El Círculo llega al presente como un símbolo de la modernidad, la cultura y la vida urbana de los madrileños. "Ha ampliado su campo hacia la música, el cine y el pensamiento. Pero mantiene ese espíritu crítico y vanguardista que estaba en su origen", destaca Hernández de una construcción que cien años después sigue siendo determinante en el ecosistema cultural de la ciudad. "La Minerva, instalada en 1966 según el proyecto previsto por Palacios, ha ayudado a esa visión que tenemos de él".
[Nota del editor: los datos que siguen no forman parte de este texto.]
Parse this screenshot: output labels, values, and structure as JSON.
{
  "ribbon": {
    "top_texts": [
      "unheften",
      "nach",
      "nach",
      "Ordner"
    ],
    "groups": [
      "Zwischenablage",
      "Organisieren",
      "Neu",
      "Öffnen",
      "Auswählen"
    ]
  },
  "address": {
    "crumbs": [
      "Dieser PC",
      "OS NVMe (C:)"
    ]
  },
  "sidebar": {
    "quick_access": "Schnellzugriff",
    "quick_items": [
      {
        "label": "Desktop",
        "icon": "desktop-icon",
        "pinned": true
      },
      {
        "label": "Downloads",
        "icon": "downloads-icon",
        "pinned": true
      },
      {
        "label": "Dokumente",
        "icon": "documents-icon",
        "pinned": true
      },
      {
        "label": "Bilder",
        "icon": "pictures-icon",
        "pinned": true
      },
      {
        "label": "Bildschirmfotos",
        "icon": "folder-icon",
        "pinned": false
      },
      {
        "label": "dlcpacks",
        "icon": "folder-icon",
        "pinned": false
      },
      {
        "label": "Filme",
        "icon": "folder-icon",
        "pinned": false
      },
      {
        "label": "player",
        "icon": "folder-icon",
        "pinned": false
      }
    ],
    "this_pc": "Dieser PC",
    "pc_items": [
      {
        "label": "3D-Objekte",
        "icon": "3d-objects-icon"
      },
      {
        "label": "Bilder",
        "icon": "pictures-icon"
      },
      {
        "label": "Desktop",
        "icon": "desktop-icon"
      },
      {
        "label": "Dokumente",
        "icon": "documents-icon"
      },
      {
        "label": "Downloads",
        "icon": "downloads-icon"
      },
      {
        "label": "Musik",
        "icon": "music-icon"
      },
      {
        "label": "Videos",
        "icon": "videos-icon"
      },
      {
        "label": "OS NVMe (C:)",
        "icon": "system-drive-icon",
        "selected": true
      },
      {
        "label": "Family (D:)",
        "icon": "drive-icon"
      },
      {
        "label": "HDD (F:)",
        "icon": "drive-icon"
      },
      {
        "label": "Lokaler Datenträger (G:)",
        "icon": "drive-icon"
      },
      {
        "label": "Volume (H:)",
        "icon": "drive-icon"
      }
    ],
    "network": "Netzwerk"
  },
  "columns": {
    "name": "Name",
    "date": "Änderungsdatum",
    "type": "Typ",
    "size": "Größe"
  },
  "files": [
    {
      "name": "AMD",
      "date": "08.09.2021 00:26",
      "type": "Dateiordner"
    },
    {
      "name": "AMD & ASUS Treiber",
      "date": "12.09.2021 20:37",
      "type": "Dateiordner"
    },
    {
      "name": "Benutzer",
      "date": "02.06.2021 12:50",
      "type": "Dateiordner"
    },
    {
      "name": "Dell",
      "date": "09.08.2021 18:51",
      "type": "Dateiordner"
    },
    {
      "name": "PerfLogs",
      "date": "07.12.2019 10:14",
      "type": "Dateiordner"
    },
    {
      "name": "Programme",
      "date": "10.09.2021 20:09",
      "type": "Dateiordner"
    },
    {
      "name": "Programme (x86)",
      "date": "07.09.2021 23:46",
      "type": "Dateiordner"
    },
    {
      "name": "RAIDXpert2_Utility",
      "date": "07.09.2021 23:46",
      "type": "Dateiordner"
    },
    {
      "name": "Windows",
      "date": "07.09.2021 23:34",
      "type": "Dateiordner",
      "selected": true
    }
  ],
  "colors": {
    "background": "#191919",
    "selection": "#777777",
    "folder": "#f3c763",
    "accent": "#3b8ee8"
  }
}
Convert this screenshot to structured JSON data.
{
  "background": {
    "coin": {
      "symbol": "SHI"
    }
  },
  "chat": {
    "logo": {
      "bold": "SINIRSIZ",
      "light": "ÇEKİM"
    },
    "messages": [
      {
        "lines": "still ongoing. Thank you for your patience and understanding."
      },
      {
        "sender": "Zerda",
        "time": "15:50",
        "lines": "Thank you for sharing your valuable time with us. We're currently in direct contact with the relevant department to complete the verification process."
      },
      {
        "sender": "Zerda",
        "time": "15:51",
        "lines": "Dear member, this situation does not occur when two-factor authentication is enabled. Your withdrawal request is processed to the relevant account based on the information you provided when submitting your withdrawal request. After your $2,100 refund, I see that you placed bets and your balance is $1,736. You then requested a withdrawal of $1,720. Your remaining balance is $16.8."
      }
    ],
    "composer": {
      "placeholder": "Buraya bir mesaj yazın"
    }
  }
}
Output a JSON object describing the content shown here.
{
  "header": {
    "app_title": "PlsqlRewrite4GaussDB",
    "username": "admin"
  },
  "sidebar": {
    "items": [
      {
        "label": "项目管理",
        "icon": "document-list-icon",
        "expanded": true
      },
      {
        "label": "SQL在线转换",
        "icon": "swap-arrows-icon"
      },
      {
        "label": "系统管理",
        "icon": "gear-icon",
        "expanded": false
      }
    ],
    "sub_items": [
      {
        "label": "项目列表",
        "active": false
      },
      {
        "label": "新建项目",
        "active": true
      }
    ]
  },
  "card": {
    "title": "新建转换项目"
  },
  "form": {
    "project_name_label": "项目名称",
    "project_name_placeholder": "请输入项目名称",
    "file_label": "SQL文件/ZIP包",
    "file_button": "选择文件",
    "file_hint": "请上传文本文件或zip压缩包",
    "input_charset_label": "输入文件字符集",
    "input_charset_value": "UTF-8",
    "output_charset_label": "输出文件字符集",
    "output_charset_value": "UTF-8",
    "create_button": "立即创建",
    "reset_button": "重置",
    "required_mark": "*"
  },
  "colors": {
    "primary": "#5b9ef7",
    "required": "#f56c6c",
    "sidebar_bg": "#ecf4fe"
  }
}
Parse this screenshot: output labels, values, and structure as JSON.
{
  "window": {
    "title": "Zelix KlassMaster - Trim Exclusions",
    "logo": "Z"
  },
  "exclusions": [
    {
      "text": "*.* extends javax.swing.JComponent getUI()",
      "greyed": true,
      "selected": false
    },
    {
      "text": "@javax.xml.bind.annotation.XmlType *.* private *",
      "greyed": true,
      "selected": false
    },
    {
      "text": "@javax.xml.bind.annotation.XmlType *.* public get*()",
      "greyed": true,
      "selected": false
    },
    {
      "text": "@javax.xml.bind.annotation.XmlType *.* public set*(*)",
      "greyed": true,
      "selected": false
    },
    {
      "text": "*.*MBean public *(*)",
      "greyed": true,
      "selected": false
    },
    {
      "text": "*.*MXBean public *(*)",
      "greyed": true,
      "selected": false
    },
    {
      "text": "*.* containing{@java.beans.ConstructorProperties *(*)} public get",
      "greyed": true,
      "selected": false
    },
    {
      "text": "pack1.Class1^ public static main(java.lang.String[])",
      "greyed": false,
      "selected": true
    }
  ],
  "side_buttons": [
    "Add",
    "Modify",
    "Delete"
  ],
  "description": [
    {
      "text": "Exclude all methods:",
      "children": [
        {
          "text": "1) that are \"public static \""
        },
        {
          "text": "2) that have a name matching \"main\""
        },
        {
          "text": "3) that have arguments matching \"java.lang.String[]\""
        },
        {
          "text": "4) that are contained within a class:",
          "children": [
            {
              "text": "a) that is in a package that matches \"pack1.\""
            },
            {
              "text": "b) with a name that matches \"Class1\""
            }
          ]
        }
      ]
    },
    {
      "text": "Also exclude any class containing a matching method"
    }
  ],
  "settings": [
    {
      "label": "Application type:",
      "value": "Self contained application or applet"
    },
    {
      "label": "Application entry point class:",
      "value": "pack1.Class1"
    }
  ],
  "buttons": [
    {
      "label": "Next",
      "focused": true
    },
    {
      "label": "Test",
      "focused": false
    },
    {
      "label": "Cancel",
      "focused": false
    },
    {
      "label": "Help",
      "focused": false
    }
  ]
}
En 1926 se inauguraba oficialmente el edificio del Círculo de Bellas Artes, proyectado por uno de los grandes arquitectos que dio forma al Madrid de finales del siglo XIX y principios del XX, Antonio Palacios. La capital pasaba en esos momentos una etapa de transformación que iba a resultar determinante. La apertura de la Gran Vía se había encargado de romper con lo que se entendía que era el tejido urbano tradicional, introduciendo un nuevo eje comercial, financiero y simbólico. Sin embargo, la ciudad no había comenzado aún a trazar un perfil vertical reconocible, lo que sí estaban haciendo ya otras metrópolis a nivel mundial.